Associate Director, Homeland Security Policy Institute
The George Washington University

Email: mcaslc@gwumc.edu

 

 

 

 


As HSPI's Associate Director, Sharon helps lead the Institute’s policy, research, and education initiatives. She has served as principal or contributing author of numerous reports, articles, and testimonies on a range of homeland security issues including counter-radicalization, WMD terrorism, cybersecurity, emergency preparedness and response, and homeland security curriculum development. Sharon acts as Senior Advisor to The George Washington University’s Center for Preparedness & Resilience, and manages HSPI’s Senior Fellows Program. She also currently serves as Preceptor for HSPI’s Presidential Administrative Fellow.
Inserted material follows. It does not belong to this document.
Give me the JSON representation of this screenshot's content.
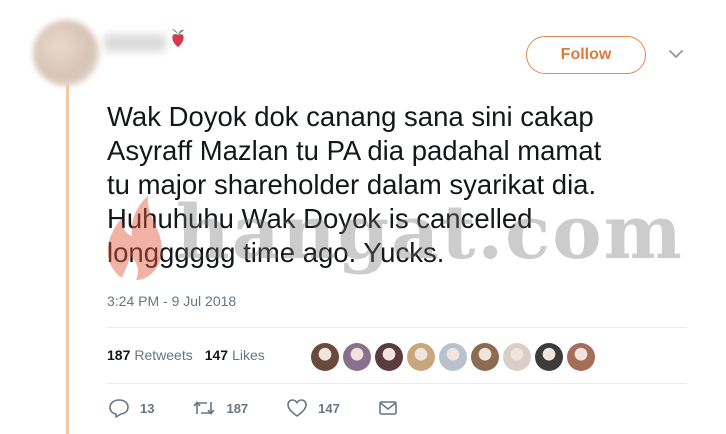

Prior to joining HSPI in 2005, Sharon served as security policy advisor to Canada’s Minister of Foreign Affairs. Her portfolio took her to a dozen countries in Europe and Asia, where she supported the Minister in bilateral and multilateral business including NATO. Her government experience spans work at the federal, provincial, and municipal levels, including Citizenship and Immigration Canada’s Strategic Information Unit; and Industry, Science and Technology Canada. Prior to 9/11, she spent two years in the non-profit sector, focusing on homeland defense issues, at the Center for Strategic & International Studies (CSIS) in Washington, DC.

Educated and trained in five countries and two languages, Sharon holds a law degree (J.D.) from the University of Toronto and a Master's degree in international relations from the University of Cambridge. She clerked for Justice Joseph T. Robertson, then of the Federal Court of Appeal of Canada. She also holds a Bachelor’s degree in international relations from the University of Toronto, where she was the recipient (co-winner) of the John H. Moss Scholarship for the best all-round student graduating from the Faculty of Arts and Science. She was a Rhodes Scholarship finalist in Ontario.
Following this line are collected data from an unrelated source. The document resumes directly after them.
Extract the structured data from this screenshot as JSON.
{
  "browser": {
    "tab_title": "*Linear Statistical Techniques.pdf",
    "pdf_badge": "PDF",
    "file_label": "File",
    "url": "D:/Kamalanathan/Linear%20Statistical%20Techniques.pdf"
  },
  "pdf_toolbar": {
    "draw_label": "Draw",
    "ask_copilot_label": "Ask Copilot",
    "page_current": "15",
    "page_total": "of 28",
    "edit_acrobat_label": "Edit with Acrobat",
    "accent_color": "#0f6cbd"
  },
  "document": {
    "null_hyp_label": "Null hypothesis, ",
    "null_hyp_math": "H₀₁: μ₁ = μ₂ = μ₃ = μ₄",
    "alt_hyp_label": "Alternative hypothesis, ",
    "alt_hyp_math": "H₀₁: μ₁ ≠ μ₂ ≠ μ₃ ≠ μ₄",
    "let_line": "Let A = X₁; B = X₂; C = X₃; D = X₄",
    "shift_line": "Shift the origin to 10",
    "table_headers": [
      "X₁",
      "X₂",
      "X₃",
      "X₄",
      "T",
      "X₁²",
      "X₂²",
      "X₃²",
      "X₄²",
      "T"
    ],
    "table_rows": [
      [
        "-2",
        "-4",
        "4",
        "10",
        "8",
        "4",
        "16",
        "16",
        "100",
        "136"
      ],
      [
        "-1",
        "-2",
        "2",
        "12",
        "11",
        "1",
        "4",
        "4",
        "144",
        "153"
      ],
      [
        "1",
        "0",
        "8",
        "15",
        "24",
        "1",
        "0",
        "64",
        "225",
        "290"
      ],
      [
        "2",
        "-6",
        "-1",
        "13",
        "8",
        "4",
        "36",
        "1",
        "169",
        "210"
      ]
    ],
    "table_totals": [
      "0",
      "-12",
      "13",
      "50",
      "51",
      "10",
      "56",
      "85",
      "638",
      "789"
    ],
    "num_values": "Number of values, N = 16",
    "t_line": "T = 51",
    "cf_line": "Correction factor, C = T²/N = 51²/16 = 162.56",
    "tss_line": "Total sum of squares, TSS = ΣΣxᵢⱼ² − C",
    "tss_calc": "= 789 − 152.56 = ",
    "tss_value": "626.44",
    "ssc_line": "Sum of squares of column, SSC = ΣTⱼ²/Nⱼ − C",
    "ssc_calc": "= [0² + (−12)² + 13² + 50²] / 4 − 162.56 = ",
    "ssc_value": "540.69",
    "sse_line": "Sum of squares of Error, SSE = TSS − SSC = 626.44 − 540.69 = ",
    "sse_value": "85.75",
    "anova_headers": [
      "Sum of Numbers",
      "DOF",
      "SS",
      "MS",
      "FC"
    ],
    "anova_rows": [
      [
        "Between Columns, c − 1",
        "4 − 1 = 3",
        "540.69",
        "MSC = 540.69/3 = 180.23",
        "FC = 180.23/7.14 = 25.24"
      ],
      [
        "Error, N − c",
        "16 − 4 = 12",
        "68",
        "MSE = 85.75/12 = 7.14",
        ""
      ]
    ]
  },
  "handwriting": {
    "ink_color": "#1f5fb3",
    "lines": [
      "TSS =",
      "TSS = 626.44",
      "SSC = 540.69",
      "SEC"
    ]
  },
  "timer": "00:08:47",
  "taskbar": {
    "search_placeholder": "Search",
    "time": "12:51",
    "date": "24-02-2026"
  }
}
Early in her career, Sharon was selected to participate in internships, and summer programs and postings, with United Nations Offices in New York and Geneva; the Legislature of the Province of Ontario; and the New York City-based law firm Sullivan & Cromwell. During law school, she spent a semester abroad at the Pantheon-Assas Law Faculty (Paris II), where she pursued coursework in international, European Union, and French civil law. She has also completed ten courses towards a Ph.D. in Politics at Princeton University.
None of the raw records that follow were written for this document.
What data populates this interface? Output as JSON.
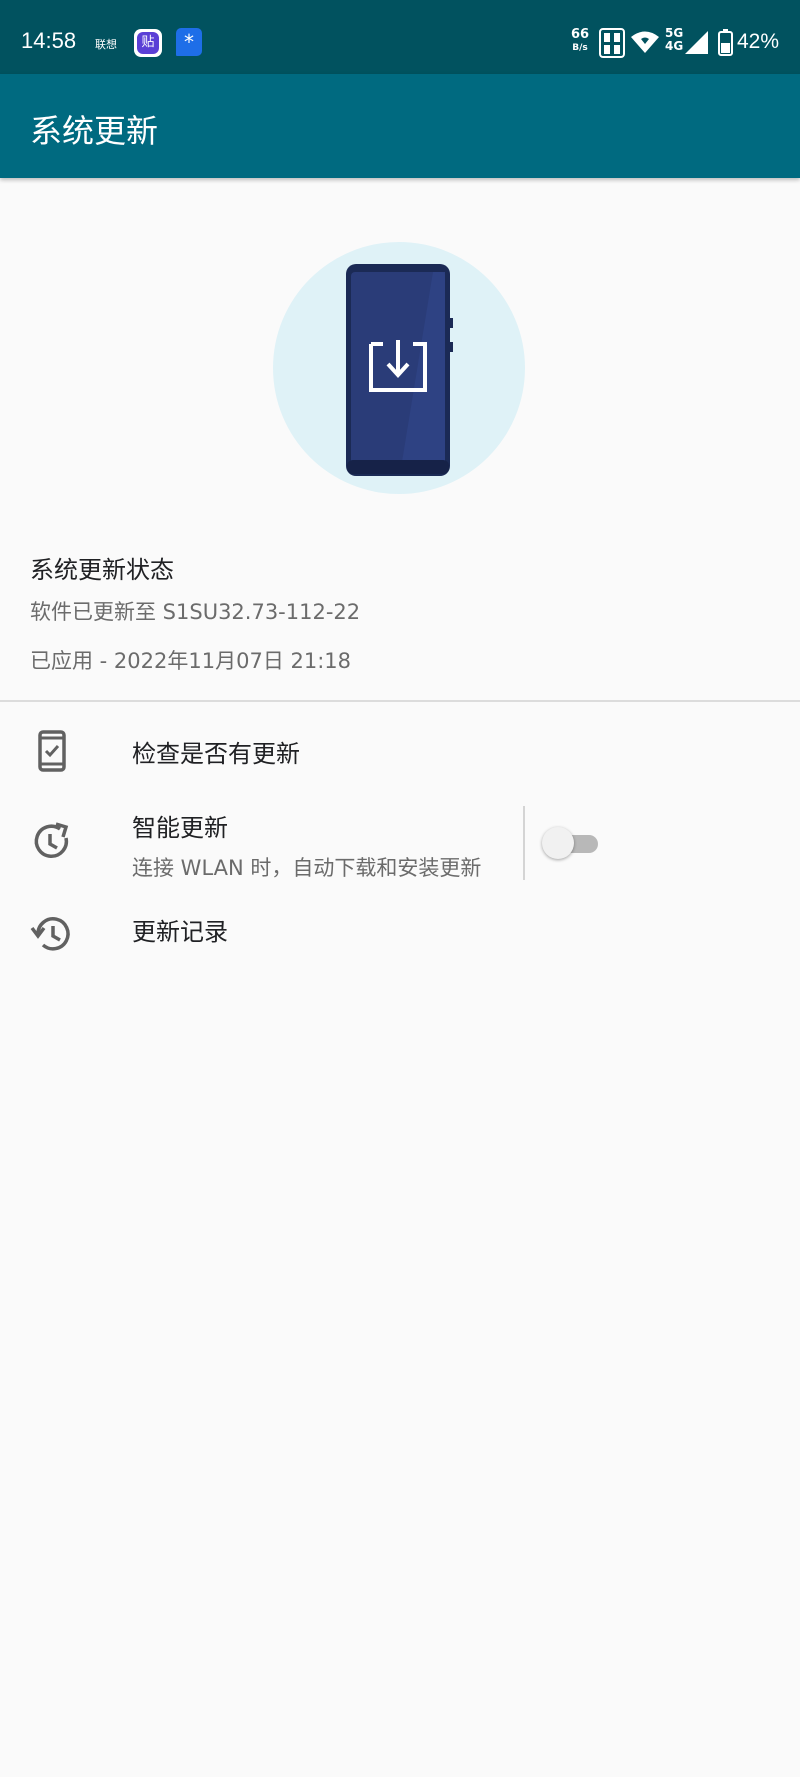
{
  "status_bar": {
    "time": "14:58",
    "carrier": "联想",
    "app_icon_1": "贴",
    "app_icon_2": "*",
    "net_speed_value": "66",
    "net_speed_unit": "B/s",
    "network_top": "5G",
    "network_bottom": "4G",
    "battery_percent": "42%",
    "icons": [
      "tieba-app-icon",
      "star-app-icon",
      "hd-icon",
      "wifi-icon",
      "signal-icon",
      "battery-icon"
    ]
  },
  "app_bar": {
    "title": "系统更新"
  },
  "hero": {
    "illustration": "phone-download-illustration",
    "circle_color": "#dff2f7",
    "phone_color": "#24346a"
  },
  "update_status": {
    "title": "系统更新状态",
    "version_text": "软件已更新至 S1SU32.73-112-22",
    "applied_text": "已应用 - 2022年11月07日 21:18"
  },
  "menu": {
    "check_updates": {
      "label": "检查是否有更新",
      "icon": "phone-check-icon"
    },
    "smart_update": {
      "label": "智能更新",
      "subtitle": "连接 WLAN 时，自动下载和安装更新",
      "icon": "clock-refresh-icon",
      "enabled": false
    },
    "update_history": {
      "label": "更新记录",
      "icon": "history-icon"
    }
  },
  "colors": {
    "status_bar": "#01525f",
    "app_bar": "#006a80",
    "background": "#fafafa"
  }
}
Sharon served as a subject matter expert for the Homeland Security Advisory Council, Report of the Future of Terrorism Task Force, January 2007. Her publications include The Homeland Security Council: Considerations for the Future (2009); NETworked Radicalization: A Counter-Strategy (2007); Out of the Shadows: Getting Ahead of Prisoner Radicalization (2006); Regionalizing Homeland Security: Unifying National Preparedness and Response (2006); Empowering America: A Proposal for Enhancing Regional Preparedness (2006); Terrorism Risk Insurance: Assessing TRIA and the Way Forward (2005); Combating Chemical, Biological, Radiological, and Nuclear Terrorism: A Comprehensive Strategy (2001); and Cyber Threats and Information Security: Meeting the 21st Century Challenge (2001).

Sharon has acted as Deputy Editor of the Cambridge Review of International Affairs, and Associate Editor of the University of Toronto Law Review. She is a former member of Women in Government Relations, a non-partisan professional association, and served on their Homeland Security Task Force in 2008.